直接将计算好的相对位置编码加到attention矩阵上

attention矩阵为300x196x196，reshape成300x14x14x14x14，再使用矩阵加法，将相对位置编码分别加到倒数2个维度上，再reshape回原来的大小。

对应的代码操作为：

attn = (attn.view(B, q_h, q_w, k_h, k_w) + rel_h[:, :, :, :, None] + rel_w[:, :, :, None, :]).view(B, q_h * q_w, k_h * k_w)

1.3 neck

neck部分由两个卷积层组成，分别是256x768x1x1和256x256x3x3，最后输出的image imbedding的尺寸是1x256x64x64。

2 Prompt encoder

根据输入的point和boxs返回sparse embedding，根据mask返回dense embeddings。

2.1 point embedding

step1：首先生成一组可学习的向量point embedding，大小为：4x1x256：

point_embeddings = [nn.Embedding(1, embed_dim) for i in range(self.num_point_embeddings)]
self.point_embeddings = nn.ModuleList(point_embeddings)

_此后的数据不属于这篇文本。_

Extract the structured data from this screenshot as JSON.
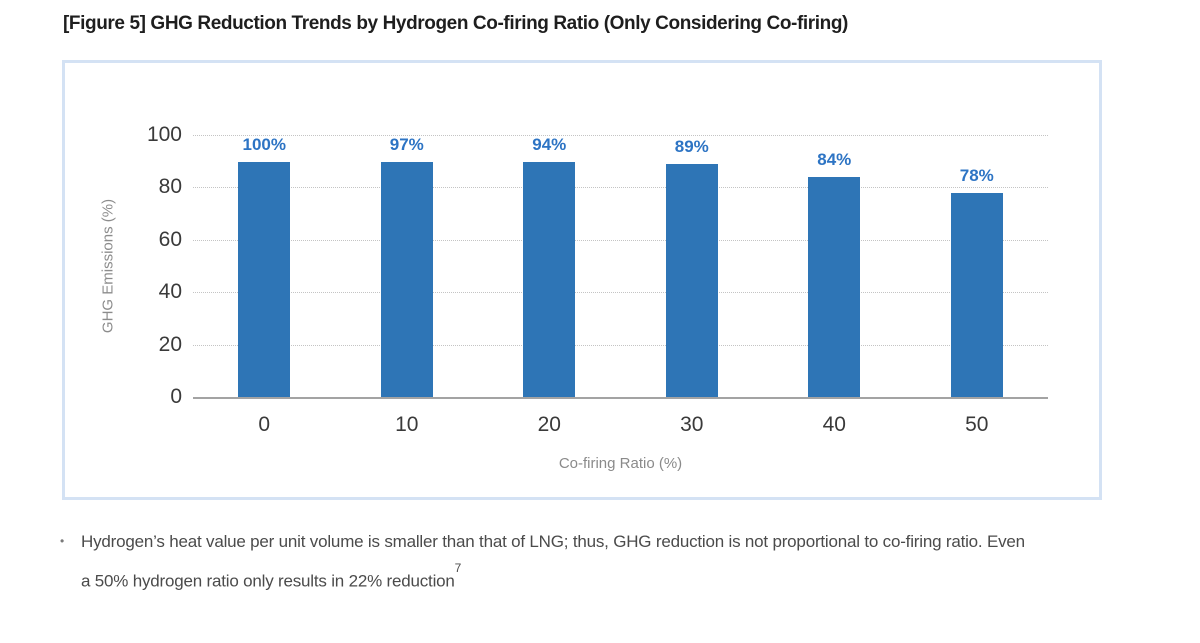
{
  "page": {
    "title": "[Figure 5] GHG Reduction Trends by Hydrogen Co-firing Ratio (Only Considering Co-firing)"
  },
  "chart_data": {
    "type": "bar",
    "categories": [
      "0",
      "10",
      "20",
      "30",
      "40",
      "50"
    ],
    "values": [
      100,
      97,
      94,
      89,
      84,
      78
    ],
    "data_labels": [
      "100%",
      "97%",
      "94%",
      "89%",
      "84%",
      "78%"
    ],
    "xlabel": "Co-firing Ratio (%)",
    "ylabel": "GHG Emissions (%)",
    "yticks": [
      0,
      20,
      40,
      60,
      80,
      100
    ],
    "ylim": [
      0,
      100
    ],
    "legend": "none",
    "grid": "horizontal-dotted",
    "bar_color": "#2e75b6",
    "data_label_color": "#2d74c4",
    "panel_border_color": "#d4e2f4",
    "axis_line_color": "#a3a3a3"
  },
  "footnote": {
    "bullet": "•",
    "line1": "Hydrogen’s heat value per unit volume is smaller than that of LNG; thus, GHG reduction is not proportional to co-firing ratio. Even",
    "line2": "a 50% hydrogen ratio only results in 22% reduction",
    "superscript": "7"
  }
}
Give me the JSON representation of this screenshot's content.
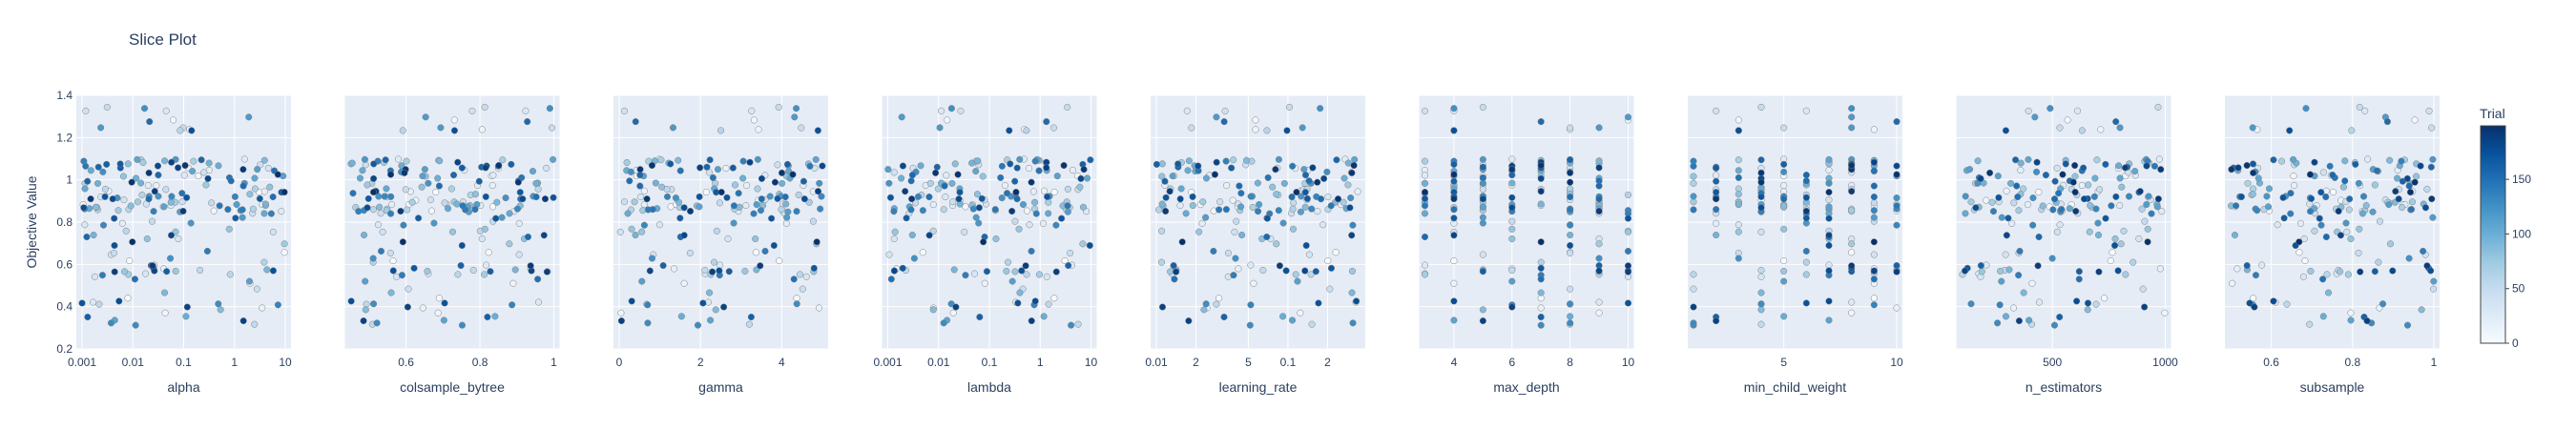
{
  "chart_data": {
    "type": "scatter",
    "title": "Slice Plot",
    "ylabel": "Objective Value",
    "ylim": [
      0.2,
      1.4
    ],
    "y_ticks": [
      "0.2",
      "0.4",
      "0.6",
      "0.8",
      "1",
      "1.2",
      "1.4"
    ],
    "colorbar": {
      "title": "Trial",
      "ticks": [
        "0",
        "50",
        "100",
        "150"
      ],
      "range": [
        0,
        199
      ],
      "colors": [
        "#f7fbff",
        "#deebf7",
        "#c6dbef",
        "#9ecae1",
        "#6baed6",
        "#4292c6",
        "#2171b5",
        "#08519c",
        "#08306b"
      ]
    },
    "panels": [
      {
        "xlabel": "alpha",
        "scale": "log",
        "range": [
          0.001,
          10
        ],
        "ticks": [
          0.001,
          0.01,
          0.1,
          1,
          10
        ],
        "tick_labels": [
          "0.001",
          "0.01",
          "0.1",
          "1",
          "10"
        ]
      },
      {
        "xlabel": "colsample_bytree",
        "scale": "linear",
        "range": [
          0.45,
          1.0
        ],
        "ticks": [
          0.6,
          0.8,
          1.0
        ],
        "tick_labels": [
          "0.6",
          "0.8",
          "1"
        ]
      },
      {
        "xlabel": "gamma",
        "scale": "linear",
        "range": [
          0,
          5
        ],
        "ticks": [
          0,
          2,
          4
        ],
        "tick_labels": [
          "0",
          "2",
          "4"
        ]
      },
      {
        "xlabel": "lambda",
        "scale": "log",
        "range": [
          0.001,
          10
        ],
        "ticks": [
          0.001,
          0.01,
          0.1,
          1,
          10
        ],
        "tick_labels": [
          "0.001",
          "0.01",
          "0.1",
          "1",
          "10"
        ]
      },
      {
        "xlabel": "learning_rate",
        "scale": "log",
        "range": [
          0.01,
          0.35
        ],
        "ticks": [
          0.01,
          0.02,
          0.05,
          0.1,
          0.2
        ],
        "tick_labels": [
          "0.01",
          "2",
          "5",
          "0.1",
          "2"
        ]
      },
      {
        "xlabel": "max_depth",
        "scale": "linear",
        "range": [
          3,
          10
        ],
        "ticks": [
          4,
          6,
          8,
          10
        ],
        "tick_labels": [
          "4",
          "6",
          "8",
          "10"
        ]
      },
      {
        "xlabel": "min_child_weight",
        "scale": "linear",
        "range": [
          1,
          10
        ],
        "ticks": [
          5,
          10
        ],
        "tick_labels": [
          "5",
          "10"
        ]
      },
      {
        "xlabel": "n_estimators",
        "scale": "linear",
        "range": [
          100,
          1000
        ],
        "ticks": [
          500,
          1000
        ],
        "tick_labels": [
          "500",
          "1000"
        ]
      },
      {
        "xlabel": "subsample",
        "scale": "linear",
        "range": [
          0.5,
          1.0
        ],
        "ticks": [
          0.6,
          0.8,
          1.0
        ],
        "tick_labels": [
          "0.6",
          "0.8",
          "1"
        ]
      }
    ],
    "n_trials": 200
  }
}
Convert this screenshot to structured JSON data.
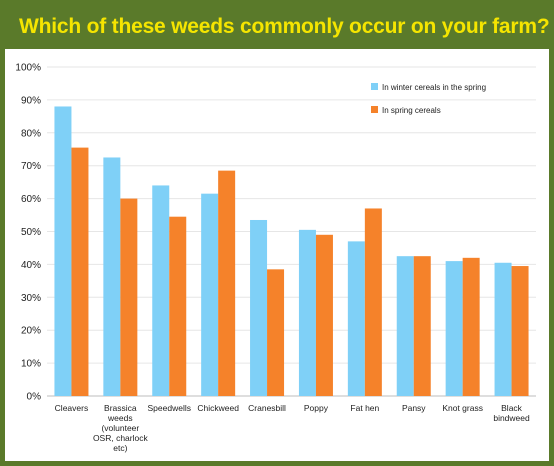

4代表了表示pos/neg + 2 box corners，即demo里面的添加点和消除点、以及box框的左上角和右下角；

0：neg，对应demo中的消除点

1：pos，对应demo中的添加点

2：代表box左上角点

3：代表box右下角点

step2：再生成一组可学习的向量not_a_point_embed，大小为1x256，用于表示该位置不是一个点

self.not_a_point_embed = nn.Embedding(1, embed_dim)

step3：如果传入的prompt里面没有bbox，则补充一个【0，0】点到每个point后面，其对应的label为-1

if pad:            
    padding_point = torch.zeros((points.shape[0], 1, 2), device=points.device)            
    padding_label = -torch.ones((labels.shape[0], 1), device=labels.device)            
    points = torch.cat([points, padding_point], dim=1)            
    labels = torch.cat([labels, padding_label], dim=1)

此时point大小为Nx2x2，label为Nx2

step4：如果传入的还有bbox，此时的point大小为Nx1x2，label为Nx1
step5：再根据point计算point embedding，其流程如下：
- 横纵坐标先归一化，即都除以输入的尺寸(1024, 1024)；
- 再将point矩阵与一个随机高斯矩阵(2x128)矩阵相乘得到Nxax128的矩阵coord，其中（a=2表示只有point，a=1表示还有box作为prompt输入）；
- 再分别对coord计算sin和cos，拼接矩阵得到最终的point embedding（Nxax256）

def _pe_encoding(self, coords: torch.Tensor) -> torch.Tensor:
        """Positionally encode points that are normalized to [0,1]."""
        # assuming coords are in [0, 1]^2 square and have d_1 x ... x d_n x 2 shape
        coords = 2 * coords - 1
        coords = coords @ self.positional_encoding_gaussian_matrix
        coords = 2 * np.pi * coords
        # outputs d_1 x ... x d_n x C shape
        return torch.cat([torch.sin(coords), torch.cos(coords)], dim=-1)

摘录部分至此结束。